Cartier was founded in Paris in 1847 by Louis-François Cartier. His three grandsons, Louis, Pierre, and Jacques, built the house into a famous international jewelry empire serving royalty, Hollywood stars, and socialites. Cartier has created some of the most important jewelry and objects of art of the twentieth century with many iconic designs such as mystery clocks, Tutti Frutti jewelry and the Panthère line. In 1983, The Cartier Collection was established with the objective of acquiring important pieces that trace the firm’s artistic evolution. Today, Cartier has 200 stores in 125 countries.

 

Significance

In 1933 Jeanne Toussaint, a visionary with superb taste, took over as director of the luxury jewelry department at Cartier. She moved the company away from the structured jewels of the Art Deco and created colorful, oversized pieces that brought playfulness to the dark times of World War II. Toussaint remained deeply connected to the design roots of the company—after all she was the inspiration for the panthère—and looked back at previous forms, reviving Chimeras and panthers with modern materials and design. She enjoyed oversized cocktail rings, and an early version of a half-and-half ring in diamonds and rubies appeared in Vogue in 1937 and again in Femina in 1947. Her exploration of unusual rings was iconic and four of her oversized ring designs were the central feature of a Harper’s Bazaar cover in 1947. The description read “First view of fine rings from Paris . . . New altitudinous dimension for a ring and the hand that wears it.”
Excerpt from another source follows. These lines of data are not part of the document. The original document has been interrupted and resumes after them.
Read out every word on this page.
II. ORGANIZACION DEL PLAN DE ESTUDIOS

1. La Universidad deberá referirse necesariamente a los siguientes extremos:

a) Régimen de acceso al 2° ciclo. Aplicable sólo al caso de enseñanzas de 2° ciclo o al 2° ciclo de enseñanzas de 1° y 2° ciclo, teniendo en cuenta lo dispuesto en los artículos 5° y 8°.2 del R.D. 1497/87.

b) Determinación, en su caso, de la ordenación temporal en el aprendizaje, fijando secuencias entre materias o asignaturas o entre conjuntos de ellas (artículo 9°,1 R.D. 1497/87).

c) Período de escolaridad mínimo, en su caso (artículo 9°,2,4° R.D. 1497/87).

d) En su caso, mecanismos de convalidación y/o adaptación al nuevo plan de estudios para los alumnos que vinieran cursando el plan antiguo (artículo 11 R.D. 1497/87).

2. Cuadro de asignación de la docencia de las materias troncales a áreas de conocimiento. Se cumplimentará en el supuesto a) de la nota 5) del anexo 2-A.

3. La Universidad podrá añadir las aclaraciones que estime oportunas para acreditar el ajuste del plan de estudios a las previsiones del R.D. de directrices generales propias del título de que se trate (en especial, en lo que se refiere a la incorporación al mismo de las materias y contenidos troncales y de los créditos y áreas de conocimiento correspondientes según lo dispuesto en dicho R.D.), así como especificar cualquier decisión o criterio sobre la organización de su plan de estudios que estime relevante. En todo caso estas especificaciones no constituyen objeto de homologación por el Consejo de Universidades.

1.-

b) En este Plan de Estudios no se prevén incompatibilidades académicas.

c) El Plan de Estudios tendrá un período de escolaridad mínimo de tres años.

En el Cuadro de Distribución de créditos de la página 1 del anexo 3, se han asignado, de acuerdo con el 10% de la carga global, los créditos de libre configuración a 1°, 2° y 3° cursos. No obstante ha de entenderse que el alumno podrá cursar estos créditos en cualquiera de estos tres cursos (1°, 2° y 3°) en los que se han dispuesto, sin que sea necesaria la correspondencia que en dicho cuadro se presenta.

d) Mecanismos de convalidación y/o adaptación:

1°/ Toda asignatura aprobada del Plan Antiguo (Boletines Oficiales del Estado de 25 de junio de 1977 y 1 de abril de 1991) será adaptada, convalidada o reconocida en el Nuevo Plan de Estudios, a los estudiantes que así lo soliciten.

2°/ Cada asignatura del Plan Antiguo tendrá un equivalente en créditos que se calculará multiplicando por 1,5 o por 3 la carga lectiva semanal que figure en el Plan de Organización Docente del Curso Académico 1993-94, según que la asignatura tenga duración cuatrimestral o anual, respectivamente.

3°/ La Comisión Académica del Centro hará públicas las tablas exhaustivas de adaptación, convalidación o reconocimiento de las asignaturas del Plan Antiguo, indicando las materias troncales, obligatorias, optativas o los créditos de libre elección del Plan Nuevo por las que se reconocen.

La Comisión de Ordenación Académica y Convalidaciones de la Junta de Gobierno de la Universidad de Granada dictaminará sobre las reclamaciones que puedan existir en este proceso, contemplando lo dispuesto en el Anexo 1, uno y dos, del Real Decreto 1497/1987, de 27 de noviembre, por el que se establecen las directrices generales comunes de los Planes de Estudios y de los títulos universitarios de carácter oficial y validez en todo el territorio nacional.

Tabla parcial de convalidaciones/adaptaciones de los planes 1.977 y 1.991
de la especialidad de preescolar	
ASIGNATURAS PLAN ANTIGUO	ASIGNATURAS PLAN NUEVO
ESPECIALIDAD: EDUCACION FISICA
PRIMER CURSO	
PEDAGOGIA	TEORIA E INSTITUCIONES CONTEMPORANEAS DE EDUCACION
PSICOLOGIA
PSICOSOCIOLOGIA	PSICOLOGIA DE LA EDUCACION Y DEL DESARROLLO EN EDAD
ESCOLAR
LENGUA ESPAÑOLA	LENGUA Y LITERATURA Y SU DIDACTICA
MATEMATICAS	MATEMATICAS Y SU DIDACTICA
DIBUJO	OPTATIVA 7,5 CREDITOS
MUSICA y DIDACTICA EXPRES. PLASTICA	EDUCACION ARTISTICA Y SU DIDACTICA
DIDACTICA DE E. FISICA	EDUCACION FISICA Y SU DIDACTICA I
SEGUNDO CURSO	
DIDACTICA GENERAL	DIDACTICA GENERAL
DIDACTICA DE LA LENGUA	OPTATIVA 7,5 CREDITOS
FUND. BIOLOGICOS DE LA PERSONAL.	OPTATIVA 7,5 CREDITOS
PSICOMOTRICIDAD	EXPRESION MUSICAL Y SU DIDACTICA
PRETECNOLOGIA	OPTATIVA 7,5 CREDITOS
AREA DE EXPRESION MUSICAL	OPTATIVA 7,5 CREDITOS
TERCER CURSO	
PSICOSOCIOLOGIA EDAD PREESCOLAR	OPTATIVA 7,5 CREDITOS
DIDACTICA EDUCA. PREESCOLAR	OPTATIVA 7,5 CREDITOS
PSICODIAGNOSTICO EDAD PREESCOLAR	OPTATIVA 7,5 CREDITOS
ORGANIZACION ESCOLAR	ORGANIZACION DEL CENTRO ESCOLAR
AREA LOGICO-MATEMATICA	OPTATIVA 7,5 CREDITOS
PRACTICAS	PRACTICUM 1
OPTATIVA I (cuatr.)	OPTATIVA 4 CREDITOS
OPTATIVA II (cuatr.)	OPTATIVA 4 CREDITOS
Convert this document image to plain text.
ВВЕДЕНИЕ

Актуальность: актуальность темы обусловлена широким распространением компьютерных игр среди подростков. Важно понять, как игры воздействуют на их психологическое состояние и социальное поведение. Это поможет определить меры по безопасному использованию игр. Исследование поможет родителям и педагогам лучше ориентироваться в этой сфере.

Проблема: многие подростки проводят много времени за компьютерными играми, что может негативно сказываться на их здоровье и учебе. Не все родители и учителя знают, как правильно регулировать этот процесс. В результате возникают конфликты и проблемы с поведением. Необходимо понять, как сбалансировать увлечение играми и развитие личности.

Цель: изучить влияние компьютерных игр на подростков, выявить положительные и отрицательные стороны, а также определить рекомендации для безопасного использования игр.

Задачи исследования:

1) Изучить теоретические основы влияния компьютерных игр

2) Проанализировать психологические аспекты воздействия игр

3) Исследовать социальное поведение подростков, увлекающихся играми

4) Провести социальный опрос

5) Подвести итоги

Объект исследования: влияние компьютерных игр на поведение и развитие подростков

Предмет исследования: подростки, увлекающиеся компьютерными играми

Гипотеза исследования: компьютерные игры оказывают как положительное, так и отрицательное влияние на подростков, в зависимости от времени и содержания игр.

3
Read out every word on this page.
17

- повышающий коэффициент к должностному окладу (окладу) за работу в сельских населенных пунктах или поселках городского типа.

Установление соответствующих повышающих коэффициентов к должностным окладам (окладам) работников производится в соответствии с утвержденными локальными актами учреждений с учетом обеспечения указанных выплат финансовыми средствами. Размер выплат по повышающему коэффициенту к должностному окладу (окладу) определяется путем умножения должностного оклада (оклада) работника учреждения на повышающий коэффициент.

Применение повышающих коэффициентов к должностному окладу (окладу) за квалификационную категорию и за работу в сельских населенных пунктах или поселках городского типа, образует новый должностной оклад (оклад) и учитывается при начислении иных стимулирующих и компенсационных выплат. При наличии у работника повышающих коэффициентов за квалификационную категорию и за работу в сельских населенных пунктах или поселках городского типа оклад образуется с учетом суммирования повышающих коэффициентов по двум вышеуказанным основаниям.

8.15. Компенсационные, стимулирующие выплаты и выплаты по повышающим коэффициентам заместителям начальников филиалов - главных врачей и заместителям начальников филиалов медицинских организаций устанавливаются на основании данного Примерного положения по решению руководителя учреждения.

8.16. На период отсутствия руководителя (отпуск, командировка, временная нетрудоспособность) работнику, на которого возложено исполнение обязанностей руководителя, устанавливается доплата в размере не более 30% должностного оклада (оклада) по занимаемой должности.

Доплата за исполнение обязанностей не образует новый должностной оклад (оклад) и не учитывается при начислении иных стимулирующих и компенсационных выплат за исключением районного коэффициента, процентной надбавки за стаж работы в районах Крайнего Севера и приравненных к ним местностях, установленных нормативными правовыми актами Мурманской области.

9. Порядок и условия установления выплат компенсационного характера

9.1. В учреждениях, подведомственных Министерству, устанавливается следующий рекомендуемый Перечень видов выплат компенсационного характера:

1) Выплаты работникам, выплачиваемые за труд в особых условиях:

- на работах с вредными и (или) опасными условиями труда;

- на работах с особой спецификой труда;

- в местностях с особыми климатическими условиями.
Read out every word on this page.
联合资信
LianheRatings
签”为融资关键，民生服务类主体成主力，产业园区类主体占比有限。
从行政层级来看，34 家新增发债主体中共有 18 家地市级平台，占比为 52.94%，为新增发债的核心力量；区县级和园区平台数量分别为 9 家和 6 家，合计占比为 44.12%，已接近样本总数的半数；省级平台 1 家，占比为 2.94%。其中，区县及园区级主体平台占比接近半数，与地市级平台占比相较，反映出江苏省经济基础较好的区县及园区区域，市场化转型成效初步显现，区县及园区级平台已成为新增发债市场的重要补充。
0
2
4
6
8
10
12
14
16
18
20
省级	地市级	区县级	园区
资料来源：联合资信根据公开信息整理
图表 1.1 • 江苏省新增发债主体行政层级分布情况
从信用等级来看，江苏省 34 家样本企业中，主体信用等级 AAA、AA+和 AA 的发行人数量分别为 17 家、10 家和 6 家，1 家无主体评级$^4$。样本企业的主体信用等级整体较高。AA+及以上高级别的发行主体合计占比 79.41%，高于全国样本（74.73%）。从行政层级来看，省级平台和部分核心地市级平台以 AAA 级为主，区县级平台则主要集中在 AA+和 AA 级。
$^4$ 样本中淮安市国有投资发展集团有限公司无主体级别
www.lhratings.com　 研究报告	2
By the 1950s, cocktail rings had become bold, colorful, and oversized—they were meant to draw attention to the hand as it rested on the stem of a fluted glass or held a beaded purse against a biased cut silk dress. The idea of a bold statement ring became popular in the 1920s, when women seized social freedoms and began to work outside the home, take up sports, and socialize at nightclubs. Toussaint expanded on the idea of the cocktail ring, taking the half-and-half gem-set pieces and making it in an even larger bombé form with carved fluted coral and diamonds in the 1960s, followed by a version in lapis lazuli.

It is unusual to find a half-and-half ring in the combination of carved lapis lazuli and diamonds. The smooth surface of the hardstone contrasts beautifully with the textured diamond pave. A lapis lazuli and diamond half-and-half ring by Cartier was featured in an iconic Bert Stern photograph for Vogue in 1969. This iconic ring, celebrated by top fashion magazines would be a wearable and coveted addition to any collection.

A diamond and ruby bombé ring by Cartier featured in Vogue, 1937.